A Revised Estimate of the Occurrence Rate of Terrestrial Planets in the Habitable Zones around Kepler M-dwarfs (ApJ Letters, 2013)

VPL Authors

Full Citation:
Kopparapu, R. K. (2013). A REVISED ESTIMATE OF THE OCCURRENCE RATE OF TERRESTRIAL PLANETS IN THE HABITABLE ZONES AROUND KEPLER M-DWARFS. The Astrophysical Journal, 767(1), L8. https://doi.org/10.1088/2041-8205/767/1/l8

Because of their large numbers, low-mass stars may be the most abundant planet hosts in our Galaxy. Furthermore, terrestrial planets in the habitable zones (HZs) around M-dwarfs can potentially be characterized in the near future and hence may be the first such planets to be studied. Recently, Dressing & Charbonneau used Kepler data and calculated the frequency of terrestrial planets in the HZ of cool stars to be $0.15^{+0.13}_{-0.06}$ per star for Earth-size planets (0.5-1.4 R ⊕). However, this estimate was derived using the Kasting et al. HZ limits, which were not valid for stars with effective temperatures lower than 3700 K. Here we update their result using new HZ limits from Kopparapu et al. for stars with effective temperatures between 2600 K and 7200 K, which includes the cool M stars in the Kepler target list.

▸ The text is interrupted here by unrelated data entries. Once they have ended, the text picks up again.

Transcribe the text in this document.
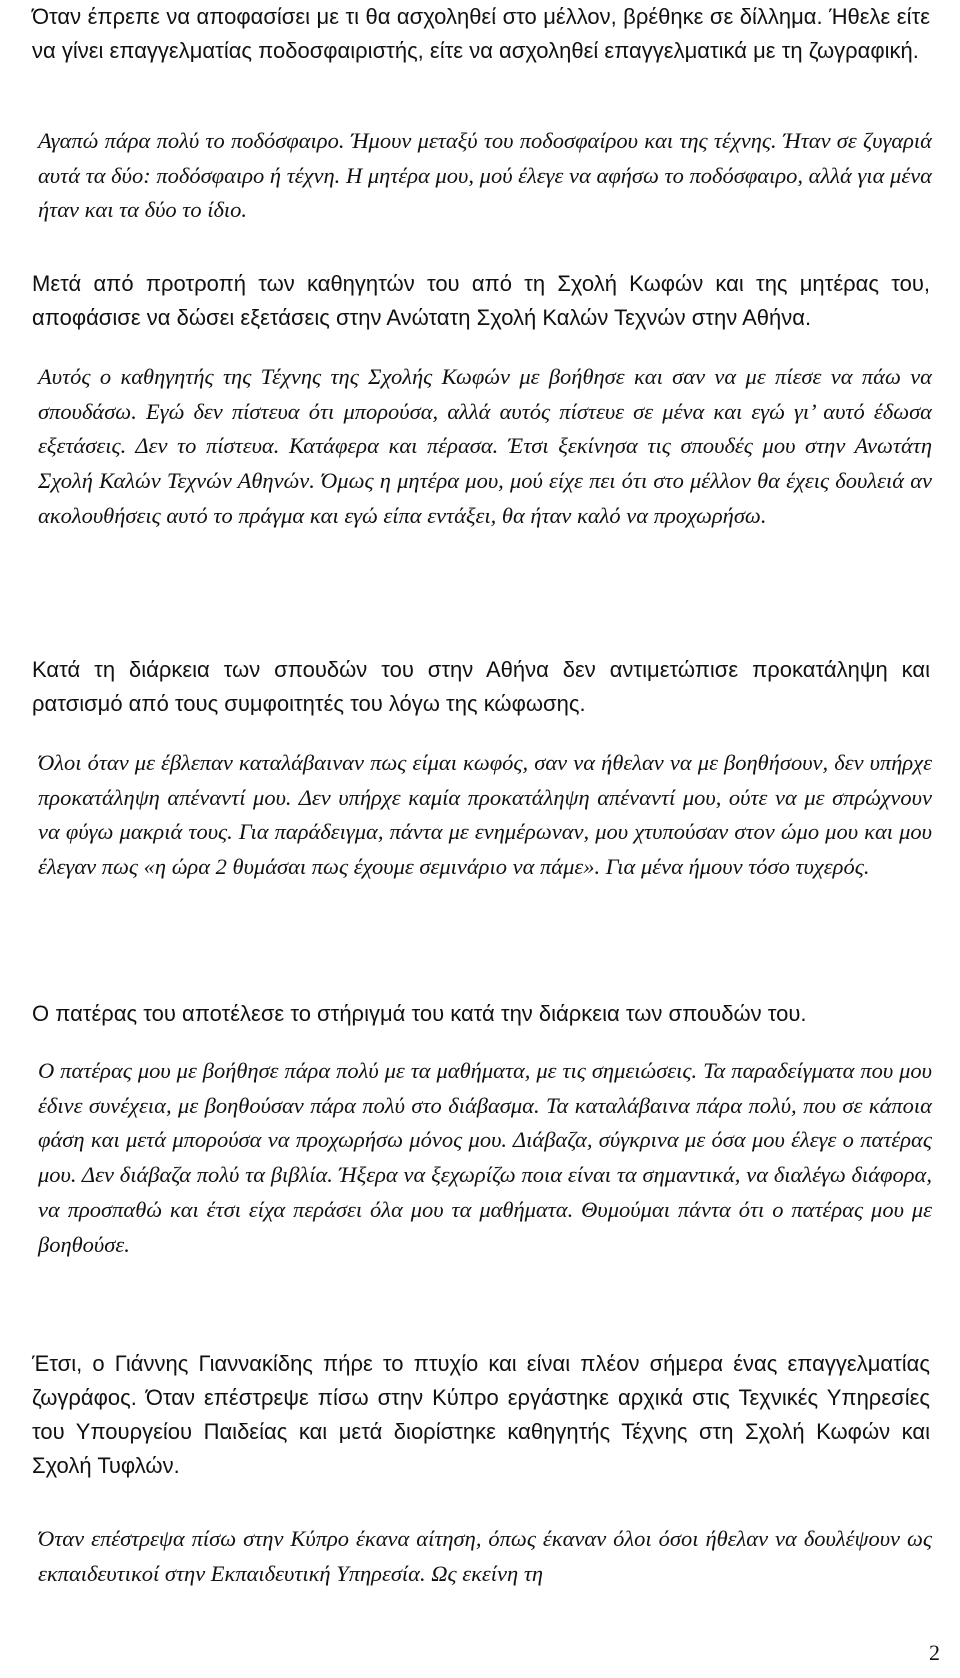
Όταν έπρεπε να αποφασίσει με τι θα ασχοληθεί στο μέλλον, βρέθηκε σε δίλλημα. Ήθελε είτε να γίνει επαγγελματίας ποδοσφαιριστής, είτε να ασχοληθεί επαγγελματικά με τη ζωγραφική.

Αγαπώ πάρα πολύ το ποδόσφαιρο. Ήμουν μεταξύ του ποδοσφαίρου και της τέχνης. Ήταν σε ζυγαριά αυτά τα δύο: ποδόσφαιρο ή τέχνη. Η μητέρα μου, μού έλεγε να αφήσω το ποδόσφαιρο, αλλά για μένα ήταν και τα δύο το ίδιο.

Μετά από προτροπή των καθηγητών του από τη Σχολή Κωφών και της μητέρας του, αποφάσισε να δώσει εξετάσεις στην Ανώτατη Σχολή Καλών Τεχνών στην Αθήνα.

Αυτός ο καθηγητής της Τέχνης της Σχολής Κωφών με βοήθησε και σαν να με πίεσε να πάω να σπουδάσω. Εγώ δεν πίστευα ότι μπορούσα, αλλά αυτός πίστευε σε μένα και εγώ γι’ αυτό έδωσα εξετάσεις. Δεν το πίστευα. Κατάφερα και πέρασα. Έτσι ξεκίνησα τις σπουδές μου στην Ανωτάτη Σχολή Καλών Τεχνών Αθηνών. Όμως η μητέρα μου, μού είχε πει ότι στο μέλλον θα έχεις δουλειά αν ακολουθήσεις αυτό το πράγμα και εγώ είπα εντάξει, θα ήταν καλό να προχωρήσω.

Κατά τη διάρκεια των σπουδών του στην Αθήνα δεν αντιμετώπισε προκατάληψη και ρατσισμό από τους συμφοιτητές του λόγω της κώφωσης.

Όλοι όταν με έβλεπαν καταλάβαιναν πως είμαι κωφός, σαν να ήθελαν να με βοηθήσουν, δεν υπήρχε προκατάληψη απέναντί μου. Δεν υπήρχε καμία προκατάληψη απέναντί μου, ούτε να με σπρώχνουν να φύγω μακριά τους. Για παράδειγμα, πάντα με ενημέρωναν, μου χτυπούσαν στον ώμο μου και μου έλεγαν πως «η ώρα 2 θυμάσαι πως έχουμε σεμινάριο να πάμε». Για μένα ήμουν τόσο τυχερός.

Ο πατέρας του αποτέλεσε το στήριγμά του κατά την διάρκεια των σπουδών του.

Ο πατέρας μου με βοήθησε πάρα πολύ με τα μαθήματα, με τις σημειώσεις. Τα παραδείγματα που μου έδινε συνέχεια, με βοηθούσαν πάρα πολύ στο διάβασμα. Τα καταλάβαινα πάρα πολύ, που σε κάποια φάση και μετά μπορούσα να προχωρήσω μόνος μου. Διάβαζα, σύγκρινα με όσα μου έλεγε ο πατέρας μου. Δεν διάβαζα πολύ τα βιβλία. Ήξερα να ξεχωρίζω ποια είναι τα σημαντικά, να διαλέγω διάφορα, να προσπαθώ και έτσι είχα περάσει όλα μου τα μαθήματα. Θυμούμαι πάντα ότι ο πατέρας μου με βοηθούσε.

Έτσι, ο Γιάννης Γιαννακίδης πήρε το πτυχίο και είναι πλέον σήμερα ένας επαγγελματίας ζωγράφος. Όταν επέστρεψε πίσω στην Κύπρο εργάστηκε αρχικά στις Τεχνικές Υπηρεσίες του Υπουργείου Παιδείας και μετά διορίστηκε καθηγητής Τέχνης στη Σχολή Κωφών και Σχολή Τυφλών.

Όταν επέστρεψα πίσω στην Κύπρο έκανα αίτηση, όπως έκαναν όλοι όσοι ήθελαν να δουλέψουν ως εκπαιδευτικοί στην Εκπαιδευτική Υπηρεσία. Ως εκείνη τη

2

The new HZ boundaries increase the number of planet candidates in the HZ. Assuming Earth-size planets as 0.5-1.4 R ⊕, when we reanalyze their results, we obtain a terrestrial planet frequency of $0.48^{+0.12}_{-0.24}$ and $0.53^{+0.08}_{-0.17}$ planets per M-dwarf star for conservative and optimistic limits of the HZ boundaries, respectively. Assuming Earth-size planets as 0.5-2 R ⊕, the frequency increases to $0.51^{+0.10}_{-0.20}$ per star for the conservative estimate and to $0.61^{+0.07}_{-0.15}$ per star for the optimistic estimate. Within uncertainties, our optimistic estimates are in agreement with a similar optimistic estimate from the radial velocity survey of M-dwarfs ($0.41^{+0.54}_{-0.13}$). So, the potential for finding Earth-like planets around M stars may be higher than previously reported.